Possible Ways for Avoiding Ownership Skew:
- The best way to avoid this kind of skew will be even distribution of such records among multiple users rather than having a single user for all.
- If you are compelled to stay put with this solution, then the performance impacts can be reduced by not assigning the user (record owner) to a role.
- If the owner must have a role, then try to keep the user on top of the role hierarchy. This will avoid the user being passed around the role hierarchy.

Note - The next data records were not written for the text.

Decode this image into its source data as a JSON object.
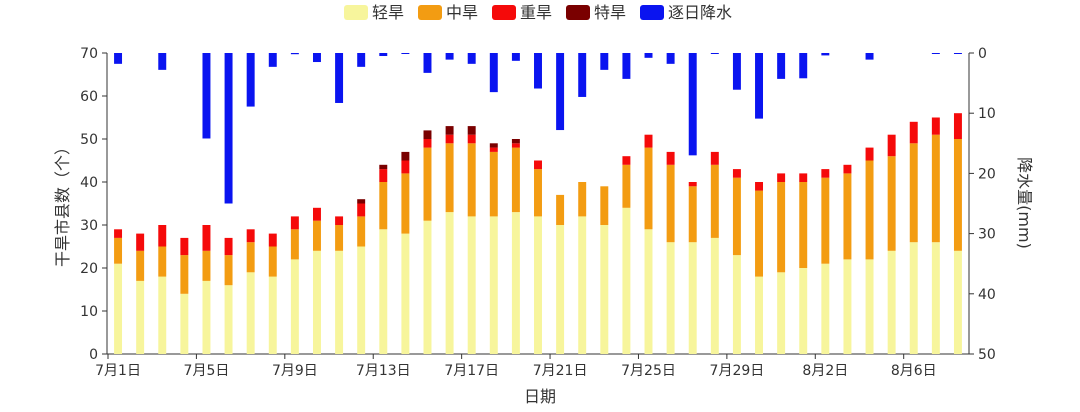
{
  "chart_data": {
    "type": "bar",
    "xlabel": "日期",
    "ylabel": "干旱市县数（个）",
    "y2label": "降水量(mm)",
    "ylim": [
      0,
      70
    ],
    "y2lim": [
      0,
      50
    ],
    "y2_inverted": true,
    "yticks": [
      0,
      10,
      20,
      30,
      40,
      50,
      60,
      70
    ],
    "y2ticks": [
      0,
      10,
      20,
      30,
      40,
      50
    ],
    "legend_position": "top-center",
    "categories": [
      "7月1日",
      "7月2日",
      "7月3日",
      "7月4日",
      "7月5日",
      "7月6日",
      "7月7日",
      "7月8日",
      "7月9日",
      "7月10日",
      "7月11日",
      "7月12日",
      "7月13日",
      "7月14日",
      "7月15日",
      "7月16日",
      "7月17日",
      "7月18日",
      "7月19日",
      "7月20日",
      "7月21日",
      "7月22日",
      "7月23日",
      "7月24日",
      "7月25日",
      "7月26日",
      "7月27日",
      "7月28日",
      "7月29日",
      "7月30日",
      "7月31日",
      "8月1日",
      "8月2日",
      "8月3日",
      "8月4日",
      "8月5日",
      "8月6日",
      "8月7日",
      "8月8日"
    ],
    "xtick_labels": [
      "7月1日",
      "7月5日",
      "7月9日",
      "7月13日",
      "7月17日",
      "7月21日",
      "7月25日",
      "7月29日",
      "8月2日",
      "8月6日"
    ],
    "xtick_every": 4,
    "stacked_series": [
      {
        "name": "轻旱",
        "color": "#f7f59c",
        "values": [
          21,
          17,
          18,
          14,
          17,
          16,
          19,
          18,
          22,
          24,
          24,
          25,
          29,
          28,
          31,
          33,
          32,
          32,
          33,
          32,
          30,
          32,
          30,
          34,
          29,
          26,
          26,
          27,
          23,
          18,
          19,
          20,
          21,
          22,
          22,
          24,
          26,
          26,
          24
        ]
      },
      {
        "name": "中旱",
        "color": "#f39c12",
        "values": [
          6,
          7,
          7,
          9,
          7,
          7,
          7,
          7,
          7,
          7,
          6,
          7,
          11,
          14,
          17,
          16,
          17,
          15,
          15,
          11,
          7,
          8,
          9,
          10,
          19,
          18,
          13,
          17,
          18,
          20,
          21,
          20,
          20,
          20,
          23,
          22,
          23,
          25,
          26
        ]
      },
      {
        "name": "重旱",
        "color": "#f50a0a",
        "values": [
          2,
          4,
          5,
          4,
          6,
          4,
          3,
          3,
          3,
          3,
          2,
          3,
          3,
          3,
          2,
          2,
          2,
          1,
          1,
          2,
          0,
          0,
          0,
          2,
          3,
          3,
          1,
          3,
          2,
          2,
          2,
          2,
          2,
          2,
          3,
          5,
          5,
          4,
          6
        ]
      },
      {
        "name": "特旱",
        "color": "#7a0000",
        "values": [
          0,
          0,
          0,
          0,
          0,
          0,
          0,
          0,
          0,
          0,
          0,
          1,
          1,
          2,
          2,
          2,
          2,
          1,
          1,
          0,
          0,
          0,
          0,
          0,
          0,
          0,
          0,
          0,
          0,
          0,
          0,
          0,
          0,
          0,
          0,
          0,
          0,
          0,
          0
        ]
      }
    ],
    "precip_series": {
      "name": "逐日降水",
      "color": "#0a14f0",
      "values": [
        1.8,
        0,
        2.8,
        0,
        14.2,
        25,
        8.9,
        2.3,
        0.2,
        1.5,
        8.3,
        2.3,
        0.5,
        0.1,
        3.3,
        1.1,
        1.8,
        6.5,
        1.3,
        5.9,
        12.8,
        7.3,
        2.8,
        4.3,
        0.8,
        1.8,
        17,
        0.1,
        6.1,
        10.9,
        4.3,
        4.2,
        0.4,
        0,
        1.1,
        0,
        0,
        0.1,
        0.1
      ]
    }
  }
}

- Make sure that the user is not a member of any public group which is acting as the source for a sharing rule.
3. Lookup Skew
Lookup skew is similar to Account skew but can affect a broader number of objects. This happens when large number of records are associated to a single record in the lookup object. Since lookup fields can exist on standard as well as custom fields, lookup skew problem can arise on any custom object in the organization. This happens regardless of whether that lookup exists on a single object or across multiple objects.
Possible Ways for Avoiding Lookup Skew:
- One method is to distribute the skew across multiple lookup fields. The main cause of the problem is that large number of records are lookup to the same record. By providing additional lookup values to distribute the skew, record lock exceptions can be minimized or even eliminated.
- Remove unnecessary workflow rules or process builders on the objects in order to reduce the record saving time. Also, make sure that the synchronous apex code and triggers are well optimized.
- In case the number of lookup values are low and definite, you can use picklist values to represent the lookup values rather than using lookup fields.
Data plays a crucial role in the business architecture of large organizations and hence these problems are very common. By taking a few steps while designing our architecture, the data skew problems can be avoided. Having a distributed data is still the best bet for getting rid of these skews and their repercussions.